There's hope in that!
And now here's a massive rationalization for you: There's a reason I don't dive too deeply into specialist literature; the really good stuff. There's a reason that academics aren't generally activisists. There's a reason that it's so damned hard to be an academic. A political reason.
Academia is an efficient means to sidetrack otherwise dangerous alpha-males. The Donalds are the only alphas who can survive in the wild.
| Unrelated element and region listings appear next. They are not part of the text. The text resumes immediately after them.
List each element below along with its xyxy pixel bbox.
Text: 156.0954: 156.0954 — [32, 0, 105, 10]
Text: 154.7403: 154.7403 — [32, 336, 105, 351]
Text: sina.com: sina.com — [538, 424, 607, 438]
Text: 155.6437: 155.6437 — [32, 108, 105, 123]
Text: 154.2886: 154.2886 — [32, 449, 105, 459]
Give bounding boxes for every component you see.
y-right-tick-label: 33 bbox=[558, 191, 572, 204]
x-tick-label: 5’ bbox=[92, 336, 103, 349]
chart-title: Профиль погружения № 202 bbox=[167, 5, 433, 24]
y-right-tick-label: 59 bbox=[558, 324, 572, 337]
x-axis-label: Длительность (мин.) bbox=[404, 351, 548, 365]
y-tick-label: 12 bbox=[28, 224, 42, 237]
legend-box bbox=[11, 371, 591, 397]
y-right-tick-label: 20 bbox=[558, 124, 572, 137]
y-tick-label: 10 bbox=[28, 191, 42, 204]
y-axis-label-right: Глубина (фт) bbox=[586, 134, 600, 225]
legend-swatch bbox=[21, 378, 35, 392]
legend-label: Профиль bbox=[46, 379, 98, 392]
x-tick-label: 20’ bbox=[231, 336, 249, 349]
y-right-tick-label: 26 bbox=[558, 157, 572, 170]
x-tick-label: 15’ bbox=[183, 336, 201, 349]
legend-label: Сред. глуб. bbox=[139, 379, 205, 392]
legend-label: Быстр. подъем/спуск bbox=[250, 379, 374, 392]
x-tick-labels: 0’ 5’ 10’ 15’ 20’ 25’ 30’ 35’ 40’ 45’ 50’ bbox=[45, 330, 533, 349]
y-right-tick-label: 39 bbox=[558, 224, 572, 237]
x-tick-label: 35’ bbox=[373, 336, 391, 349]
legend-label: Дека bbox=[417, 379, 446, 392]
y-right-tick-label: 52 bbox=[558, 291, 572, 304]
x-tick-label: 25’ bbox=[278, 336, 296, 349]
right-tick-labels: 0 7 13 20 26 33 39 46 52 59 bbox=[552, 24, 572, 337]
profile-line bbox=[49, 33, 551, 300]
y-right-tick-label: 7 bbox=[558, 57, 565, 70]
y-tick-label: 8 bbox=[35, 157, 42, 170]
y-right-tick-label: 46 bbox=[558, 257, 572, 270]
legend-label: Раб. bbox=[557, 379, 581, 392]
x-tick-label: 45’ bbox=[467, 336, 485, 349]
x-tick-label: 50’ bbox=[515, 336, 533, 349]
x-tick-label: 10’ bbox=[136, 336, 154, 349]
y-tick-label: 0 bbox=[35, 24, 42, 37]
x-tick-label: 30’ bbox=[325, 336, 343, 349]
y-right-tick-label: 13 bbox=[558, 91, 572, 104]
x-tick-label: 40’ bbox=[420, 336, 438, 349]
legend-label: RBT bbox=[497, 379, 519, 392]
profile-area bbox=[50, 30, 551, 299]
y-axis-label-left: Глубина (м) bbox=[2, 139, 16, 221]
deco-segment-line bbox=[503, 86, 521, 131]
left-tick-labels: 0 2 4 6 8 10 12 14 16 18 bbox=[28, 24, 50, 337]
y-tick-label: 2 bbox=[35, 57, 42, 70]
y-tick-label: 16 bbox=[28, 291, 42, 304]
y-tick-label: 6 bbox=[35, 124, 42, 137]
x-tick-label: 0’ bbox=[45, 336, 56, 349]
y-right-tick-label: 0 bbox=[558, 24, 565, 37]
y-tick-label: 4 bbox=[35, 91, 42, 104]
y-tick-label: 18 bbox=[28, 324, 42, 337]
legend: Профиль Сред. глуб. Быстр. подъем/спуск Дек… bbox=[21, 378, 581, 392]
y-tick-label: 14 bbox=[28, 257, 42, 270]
I made the mistake of reading the 'want to read' list of some dude who friended me on Goodreads. I thought he'd read them all, and boy was I abashed. My want-to-read list would be way longer, if I bothered to record it the way I do want-to-see movies so I don't have to work when I feel like kicking back. I'll take my reading list random, thank you very much.
But nah, I'm reading for some sense of direction, as in where is everybody going in their deeper studies and reading and writing. And I'm not so sure that I'm always deficient in my sense of a way; a direction. But on the other hand, there's always the lurking suspicion that I'm just plain nuts. That my compulsion that I have something kind of corrective to offer is some sort of hangover from some kind of youthful promise.
Like when I was the one offered braces for my teeth, I felt guilty, as though I was being rewarded for my oft complimented smile by being given a better one. But no, they said, it was my bite and the probability that I would lose my smile. My smile which I now compulsively keep up, honestly feeling almost physically the investment I've made in it over the years. The legacy weighs heavy.
Still, I rather doubt that keeping teeth bright white and the mouth without bacteria is really any better for my mouth than it is for my guts. But I still prefer to go with the experts rather than to think that hard, or especially rather than to doubt. And yet . . .
. . . and yet I spend stupid time trying to understand how to optimize the lifespan of all those batteries in which I've invested so much. As though there were ever any choice about it. I wonder what the next big thing will be after batteries?
Does anybody even realize that James Joyce wrote the very last novel? No matter how brilliant that dumb fucking white guy DFW was or how wordsmithy his buddy Franzen is, they're still writing out the lives and motives of individual characters, when our future will be written, if it's written at all, by and about post-individualistic post-capitalist socially enlightened people.
What, you too thought it was the end of history? Wake up. The novel really can't be extricated from the homo-economicus rational actor for recognition hocus-pocus of Vienna types like, what's his name? Van der Vries?? No, Ludwig Von Mises. Hayek. Rothbard. Freedman. I mean if you accept the premise that human beings have to be considered as individual units which are diminished by any discounting of that fact, then you may well be mystified and drawn in, just as we all are by expert explanations around the paradoxes of physics. When the abstract is brought down to earth with a clunk.
The future will not look like the world we now live in at all, and novels will not get us there. Energy storage that's not grown in sunlight only feeds the beast of individualistic want, which can never be met in the first place.
I need a recharge! Oh wait. Death be my recharge! I leave behind the flamingo's smile. Divine Pink Flamingo astride Muddy Waters. Anon.